Free Cash Flow: EMN’s free cash flow is healthy, at $1.26 million. This is a number that has increased significantly since 2017, from about $650 million and from the last quarter at about $1.08 billion. It also translates to a Free Cash Flow yield of nearly 14%.
Debt to Equity: EMN has a debt/equity ratio of .87, implying they use a fair amount of debt, but is generally manageable. The company’s balance sheet indicates their operating profits are more than adequate to service their debt for the time being, with increasing Net Income a good reflection of their improving financial flexibility. Their balance sheet shows $680 million in cash and liquid assets (an improvement from $204 million a quarter ago) versus about $5.4 billion in long-term debt. I think it also noteworthy that while many companies have increased debt to build up cash in the last quarter, EMN’s cash increase came while long-term dropped from about $5.4 billion. That means the increase in liquidity has come from improvements in their operating profile and margins.
Dividend: EMN pays an annual dividend of $2.64 per share, which translates to a yield of about 3.79% at the stock’s current price.
Price/Book Ratio: there are a lot of ways to measure how much a stock should be worth; but I like to work with a combination of Price/Book and Price/Cash Flow analysis. Together, these measurements provide a long-term, fair value target at around $91 per share. That means the stock is trading at a massive discount, with 34% upside from the stock’s current price. I think it also noteworthy that in the last quarter, this same analysis gave me a long-term price target for EMN at around $82 per share.
Technical Profile
Here’s a look at the stock’s latest technical chart.
Current Price Action/Trends and Pivots: The diagonal red line traces the stock’s downward trend from November 2019 to its low in March of this year; it also provides the reference for calculating the Fibonacci retracement levels indicated by the horizontal red lines on the right side of the chart. The stock’s March to June rally saw it peak earlier this month very close to the 88.6% retracement line, at a a high near $78 per share. The stock’s drop in the last week now has it hovering a little above the 61.8% retracement line, where I expect support should lie around $65 per share. If the stock can pivot and move higher at any point from its current price to $65, it should have near-term upside to its recent peak, to at least $77 per share. A drop below $65, would mark a support break that could see the stock fall to next support between $8 and $59, which is roughly inline with the 50% retracement line.

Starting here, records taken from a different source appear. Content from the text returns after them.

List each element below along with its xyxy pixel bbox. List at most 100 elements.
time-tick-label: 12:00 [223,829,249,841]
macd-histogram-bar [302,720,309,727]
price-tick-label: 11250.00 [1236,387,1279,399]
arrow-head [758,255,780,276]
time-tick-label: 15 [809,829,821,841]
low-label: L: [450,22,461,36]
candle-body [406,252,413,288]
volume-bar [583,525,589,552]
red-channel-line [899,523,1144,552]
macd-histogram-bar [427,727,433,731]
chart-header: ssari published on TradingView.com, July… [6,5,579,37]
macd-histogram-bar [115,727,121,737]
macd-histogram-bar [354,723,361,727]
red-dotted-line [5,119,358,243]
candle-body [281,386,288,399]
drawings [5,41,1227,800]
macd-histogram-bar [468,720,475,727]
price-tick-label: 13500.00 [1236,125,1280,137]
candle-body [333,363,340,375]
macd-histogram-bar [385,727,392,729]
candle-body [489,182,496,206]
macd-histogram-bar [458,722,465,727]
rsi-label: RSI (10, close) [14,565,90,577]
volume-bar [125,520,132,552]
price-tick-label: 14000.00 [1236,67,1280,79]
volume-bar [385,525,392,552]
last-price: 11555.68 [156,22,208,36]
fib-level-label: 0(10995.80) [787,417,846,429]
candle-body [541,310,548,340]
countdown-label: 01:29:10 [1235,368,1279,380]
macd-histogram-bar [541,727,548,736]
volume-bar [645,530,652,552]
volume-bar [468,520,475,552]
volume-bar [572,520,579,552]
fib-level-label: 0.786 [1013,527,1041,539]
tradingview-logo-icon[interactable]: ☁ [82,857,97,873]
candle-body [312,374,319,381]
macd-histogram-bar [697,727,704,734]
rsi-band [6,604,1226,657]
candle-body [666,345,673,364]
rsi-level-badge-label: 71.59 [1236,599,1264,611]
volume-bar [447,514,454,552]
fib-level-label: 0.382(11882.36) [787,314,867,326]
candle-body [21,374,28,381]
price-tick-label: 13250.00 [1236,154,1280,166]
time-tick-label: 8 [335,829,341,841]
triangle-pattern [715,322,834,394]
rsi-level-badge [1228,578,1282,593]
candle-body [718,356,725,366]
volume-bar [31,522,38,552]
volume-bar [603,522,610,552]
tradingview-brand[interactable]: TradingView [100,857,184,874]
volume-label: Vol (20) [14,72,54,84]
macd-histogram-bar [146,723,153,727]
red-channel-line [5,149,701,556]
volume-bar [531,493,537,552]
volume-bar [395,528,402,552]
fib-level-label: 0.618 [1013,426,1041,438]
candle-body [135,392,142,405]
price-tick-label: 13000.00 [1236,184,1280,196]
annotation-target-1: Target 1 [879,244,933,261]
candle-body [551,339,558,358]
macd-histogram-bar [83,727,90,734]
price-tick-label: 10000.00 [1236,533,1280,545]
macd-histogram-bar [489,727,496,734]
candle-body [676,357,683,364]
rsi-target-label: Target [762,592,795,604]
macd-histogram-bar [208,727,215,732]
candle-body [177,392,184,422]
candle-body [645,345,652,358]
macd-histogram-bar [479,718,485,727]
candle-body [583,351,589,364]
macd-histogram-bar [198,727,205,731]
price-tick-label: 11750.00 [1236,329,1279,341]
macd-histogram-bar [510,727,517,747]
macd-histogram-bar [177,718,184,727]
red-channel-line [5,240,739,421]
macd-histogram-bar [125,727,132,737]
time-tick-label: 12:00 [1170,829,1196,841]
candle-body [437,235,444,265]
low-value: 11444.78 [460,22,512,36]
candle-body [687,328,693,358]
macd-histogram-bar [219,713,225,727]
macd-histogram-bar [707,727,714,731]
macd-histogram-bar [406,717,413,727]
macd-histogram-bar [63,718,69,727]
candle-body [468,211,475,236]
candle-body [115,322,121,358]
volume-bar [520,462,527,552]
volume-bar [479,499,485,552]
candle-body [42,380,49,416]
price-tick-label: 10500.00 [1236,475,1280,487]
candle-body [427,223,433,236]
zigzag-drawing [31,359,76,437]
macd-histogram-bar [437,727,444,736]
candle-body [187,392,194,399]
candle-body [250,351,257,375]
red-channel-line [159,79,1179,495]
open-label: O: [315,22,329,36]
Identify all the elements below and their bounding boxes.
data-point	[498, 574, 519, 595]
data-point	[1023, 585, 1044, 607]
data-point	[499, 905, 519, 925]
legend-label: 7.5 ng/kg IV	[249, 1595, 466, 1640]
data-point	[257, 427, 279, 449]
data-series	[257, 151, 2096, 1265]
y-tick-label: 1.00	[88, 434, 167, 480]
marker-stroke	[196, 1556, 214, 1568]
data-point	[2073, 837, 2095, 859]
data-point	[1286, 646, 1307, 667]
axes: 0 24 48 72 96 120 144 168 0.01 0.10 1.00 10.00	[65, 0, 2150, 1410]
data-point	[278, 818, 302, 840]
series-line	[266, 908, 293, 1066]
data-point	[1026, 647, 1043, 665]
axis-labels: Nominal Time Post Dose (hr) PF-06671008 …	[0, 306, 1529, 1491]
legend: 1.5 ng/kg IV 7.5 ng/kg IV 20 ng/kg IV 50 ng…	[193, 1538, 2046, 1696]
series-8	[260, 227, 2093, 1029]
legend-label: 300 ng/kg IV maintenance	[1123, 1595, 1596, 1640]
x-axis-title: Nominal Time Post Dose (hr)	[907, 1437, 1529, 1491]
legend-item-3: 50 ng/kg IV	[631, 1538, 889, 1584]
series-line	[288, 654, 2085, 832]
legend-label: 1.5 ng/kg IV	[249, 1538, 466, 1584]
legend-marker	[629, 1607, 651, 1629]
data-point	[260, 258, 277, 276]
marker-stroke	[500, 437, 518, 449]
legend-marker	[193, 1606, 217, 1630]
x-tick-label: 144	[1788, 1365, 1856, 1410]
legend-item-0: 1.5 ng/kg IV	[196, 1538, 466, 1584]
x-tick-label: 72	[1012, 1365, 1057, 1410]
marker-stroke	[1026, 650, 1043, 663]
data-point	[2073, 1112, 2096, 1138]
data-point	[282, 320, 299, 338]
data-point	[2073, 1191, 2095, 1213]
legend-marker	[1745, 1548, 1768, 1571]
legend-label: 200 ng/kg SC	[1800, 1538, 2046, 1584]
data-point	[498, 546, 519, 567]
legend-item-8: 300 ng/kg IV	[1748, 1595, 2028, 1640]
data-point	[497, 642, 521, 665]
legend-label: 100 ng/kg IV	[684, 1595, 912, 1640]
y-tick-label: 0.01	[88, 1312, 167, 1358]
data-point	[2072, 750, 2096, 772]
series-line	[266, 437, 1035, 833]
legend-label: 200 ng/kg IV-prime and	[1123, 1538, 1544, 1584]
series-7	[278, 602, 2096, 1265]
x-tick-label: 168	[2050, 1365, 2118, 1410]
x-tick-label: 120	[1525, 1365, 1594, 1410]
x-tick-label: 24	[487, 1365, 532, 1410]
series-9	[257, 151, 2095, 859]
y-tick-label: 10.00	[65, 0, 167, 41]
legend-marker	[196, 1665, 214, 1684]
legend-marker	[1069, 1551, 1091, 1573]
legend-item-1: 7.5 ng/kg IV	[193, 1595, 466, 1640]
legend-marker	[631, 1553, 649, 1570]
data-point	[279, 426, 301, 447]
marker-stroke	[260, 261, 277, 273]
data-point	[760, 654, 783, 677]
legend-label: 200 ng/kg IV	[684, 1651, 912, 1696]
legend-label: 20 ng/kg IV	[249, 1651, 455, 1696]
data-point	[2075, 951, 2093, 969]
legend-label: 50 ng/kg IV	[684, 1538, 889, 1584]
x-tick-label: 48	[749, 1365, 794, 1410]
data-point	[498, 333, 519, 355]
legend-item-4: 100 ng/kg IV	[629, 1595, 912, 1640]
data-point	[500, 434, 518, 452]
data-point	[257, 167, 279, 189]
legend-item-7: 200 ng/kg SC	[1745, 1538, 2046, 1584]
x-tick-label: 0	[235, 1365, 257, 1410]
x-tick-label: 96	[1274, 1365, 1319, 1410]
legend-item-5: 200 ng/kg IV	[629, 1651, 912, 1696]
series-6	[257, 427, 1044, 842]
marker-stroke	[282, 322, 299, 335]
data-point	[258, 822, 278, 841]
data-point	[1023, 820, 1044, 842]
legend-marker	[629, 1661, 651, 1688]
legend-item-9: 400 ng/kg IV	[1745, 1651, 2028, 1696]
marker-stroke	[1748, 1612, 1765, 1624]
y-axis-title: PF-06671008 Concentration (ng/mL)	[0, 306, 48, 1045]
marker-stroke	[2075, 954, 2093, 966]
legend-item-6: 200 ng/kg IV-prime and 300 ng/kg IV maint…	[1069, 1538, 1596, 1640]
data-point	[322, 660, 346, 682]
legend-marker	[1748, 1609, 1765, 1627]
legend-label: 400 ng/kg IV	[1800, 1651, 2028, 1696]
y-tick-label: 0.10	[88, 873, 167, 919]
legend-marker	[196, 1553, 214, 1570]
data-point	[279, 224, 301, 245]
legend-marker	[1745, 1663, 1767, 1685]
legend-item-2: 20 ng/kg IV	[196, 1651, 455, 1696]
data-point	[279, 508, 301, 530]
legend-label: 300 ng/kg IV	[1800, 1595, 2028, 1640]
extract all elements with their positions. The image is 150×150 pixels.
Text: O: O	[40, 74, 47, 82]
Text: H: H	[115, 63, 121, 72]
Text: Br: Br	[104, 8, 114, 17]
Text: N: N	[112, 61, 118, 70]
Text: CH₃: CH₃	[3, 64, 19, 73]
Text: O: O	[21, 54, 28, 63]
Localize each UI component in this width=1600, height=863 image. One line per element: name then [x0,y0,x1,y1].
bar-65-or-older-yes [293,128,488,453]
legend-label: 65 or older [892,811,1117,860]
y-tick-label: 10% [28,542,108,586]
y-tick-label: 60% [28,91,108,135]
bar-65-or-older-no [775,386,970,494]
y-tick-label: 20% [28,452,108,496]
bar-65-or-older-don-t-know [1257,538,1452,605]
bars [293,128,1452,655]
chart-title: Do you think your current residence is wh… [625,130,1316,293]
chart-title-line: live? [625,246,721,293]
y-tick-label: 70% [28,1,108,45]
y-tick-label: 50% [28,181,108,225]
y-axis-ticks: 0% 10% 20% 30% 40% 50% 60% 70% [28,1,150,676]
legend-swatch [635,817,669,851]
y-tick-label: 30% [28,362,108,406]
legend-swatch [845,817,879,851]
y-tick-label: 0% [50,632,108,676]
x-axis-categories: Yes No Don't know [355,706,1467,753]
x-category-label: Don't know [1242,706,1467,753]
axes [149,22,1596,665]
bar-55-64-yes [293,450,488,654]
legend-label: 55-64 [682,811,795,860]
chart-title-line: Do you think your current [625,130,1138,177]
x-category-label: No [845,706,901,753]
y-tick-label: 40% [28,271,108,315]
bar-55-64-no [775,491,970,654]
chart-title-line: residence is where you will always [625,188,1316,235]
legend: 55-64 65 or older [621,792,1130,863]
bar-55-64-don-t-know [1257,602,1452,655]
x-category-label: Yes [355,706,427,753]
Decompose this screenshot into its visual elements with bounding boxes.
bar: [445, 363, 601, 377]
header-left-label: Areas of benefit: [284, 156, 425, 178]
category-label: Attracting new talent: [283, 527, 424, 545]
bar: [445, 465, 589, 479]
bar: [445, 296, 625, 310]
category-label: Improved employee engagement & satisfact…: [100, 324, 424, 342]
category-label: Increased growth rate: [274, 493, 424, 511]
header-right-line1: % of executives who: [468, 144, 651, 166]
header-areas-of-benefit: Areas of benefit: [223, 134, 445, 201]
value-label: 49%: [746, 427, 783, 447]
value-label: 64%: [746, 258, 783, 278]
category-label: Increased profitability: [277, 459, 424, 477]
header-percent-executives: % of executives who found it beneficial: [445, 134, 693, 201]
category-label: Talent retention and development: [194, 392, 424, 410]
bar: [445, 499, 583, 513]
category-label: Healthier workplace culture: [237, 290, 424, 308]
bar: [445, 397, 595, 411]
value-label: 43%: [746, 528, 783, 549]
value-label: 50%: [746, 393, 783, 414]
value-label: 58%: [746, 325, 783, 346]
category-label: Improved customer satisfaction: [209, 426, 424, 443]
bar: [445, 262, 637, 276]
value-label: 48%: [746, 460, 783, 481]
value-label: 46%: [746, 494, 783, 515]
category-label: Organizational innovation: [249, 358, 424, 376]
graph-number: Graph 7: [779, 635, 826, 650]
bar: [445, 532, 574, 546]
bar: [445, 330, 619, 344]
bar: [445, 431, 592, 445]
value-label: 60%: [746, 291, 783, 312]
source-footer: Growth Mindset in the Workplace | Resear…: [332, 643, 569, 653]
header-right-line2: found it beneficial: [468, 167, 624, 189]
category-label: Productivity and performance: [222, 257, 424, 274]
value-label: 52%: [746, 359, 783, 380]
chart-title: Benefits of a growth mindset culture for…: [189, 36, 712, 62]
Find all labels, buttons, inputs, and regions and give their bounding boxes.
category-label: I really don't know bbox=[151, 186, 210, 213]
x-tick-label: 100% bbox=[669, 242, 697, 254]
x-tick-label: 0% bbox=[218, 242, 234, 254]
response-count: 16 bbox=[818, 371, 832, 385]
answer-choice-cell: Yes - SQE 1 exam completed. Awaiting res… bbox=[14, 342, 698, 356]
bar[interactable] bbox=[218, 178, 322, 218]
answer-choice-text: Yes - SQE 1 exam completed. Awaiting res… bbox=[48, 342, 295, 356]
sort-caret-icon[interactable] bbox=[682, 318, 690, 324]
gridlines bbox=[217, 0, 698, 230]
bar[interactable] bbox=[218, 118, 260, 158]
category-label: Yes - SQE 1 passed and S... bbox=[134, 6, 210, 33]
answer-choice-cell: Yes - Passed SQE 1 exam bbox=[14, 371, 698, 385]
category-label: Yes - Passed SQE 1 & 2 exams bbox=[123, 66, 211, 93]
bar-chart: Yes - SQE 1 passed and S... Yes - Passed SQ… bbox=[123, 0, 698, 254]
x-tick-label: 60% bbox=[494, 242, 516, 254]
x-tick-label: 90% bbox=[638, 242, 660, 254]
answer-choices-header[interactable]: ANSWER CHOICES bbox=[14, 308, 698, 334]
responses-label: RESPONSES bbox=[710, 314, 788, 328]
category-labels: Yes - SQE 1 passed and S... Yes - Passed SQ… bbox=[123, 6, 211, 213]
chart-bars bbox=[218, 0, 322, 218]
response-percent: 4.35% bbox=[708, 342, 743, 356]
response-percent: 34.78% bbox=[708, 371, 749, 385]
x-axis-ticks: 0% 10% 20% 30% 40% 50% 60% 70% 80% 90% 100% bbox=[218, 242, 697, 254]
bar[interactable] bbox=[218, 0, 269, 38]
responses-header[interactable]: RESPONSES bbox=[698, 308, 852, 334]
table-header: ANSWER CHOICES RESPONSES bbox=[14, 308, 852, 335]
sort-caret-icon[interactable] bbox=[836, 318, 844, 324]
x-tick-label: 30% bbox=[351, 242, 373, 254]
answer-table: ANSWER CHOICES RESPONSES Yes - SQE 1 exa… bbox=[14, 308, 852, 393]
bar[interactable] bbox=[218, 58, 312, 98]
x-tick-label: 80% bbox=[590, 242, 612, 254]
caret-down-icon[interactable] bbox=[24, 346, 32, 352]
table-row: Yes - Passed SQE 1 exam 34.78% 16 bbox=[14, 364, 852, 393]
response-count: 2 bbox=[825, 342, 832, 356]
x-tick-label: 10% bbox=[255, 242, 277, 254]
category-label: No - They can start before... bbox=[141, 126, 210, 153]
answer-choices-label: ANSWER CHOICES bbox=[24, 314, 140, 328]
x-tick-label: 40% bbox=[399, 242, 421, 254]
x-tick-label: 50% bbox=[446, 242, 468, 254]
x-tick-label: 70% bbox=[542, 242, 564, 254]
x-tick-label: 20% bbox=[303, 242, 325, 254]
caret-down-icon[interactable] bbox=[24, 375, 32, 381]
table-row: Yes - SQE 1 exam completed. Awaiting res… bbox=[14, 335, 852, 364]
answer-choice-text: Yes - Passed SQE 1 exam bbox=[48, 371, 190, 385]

Near-term Keys: The value proposition right now for EMN is very attractive, and the company’s improving fundamental profile makes that value proposition even more intriguing. If you aren’t afraid of the market’s current volatility, and the prospect that EMN could drop lower if uncertainty and fear remains high, this is a stock that I think could offer an excellent long-term opportunity at its current price. If you prefer to work with short-term strategies, I would pay close attention to the stock’s current support level around $65. If the stock stabilizes above $65, and picks up bullish momentum, you could take that as a strong signal to buy the stock or work with call options, using the June peak at around $77 as a useful profit target. If the stock drops below $65, consider shorting the stock or working with put options, using the 50% retracement line as a reference for a useful profit target around $59 on a bearish trade.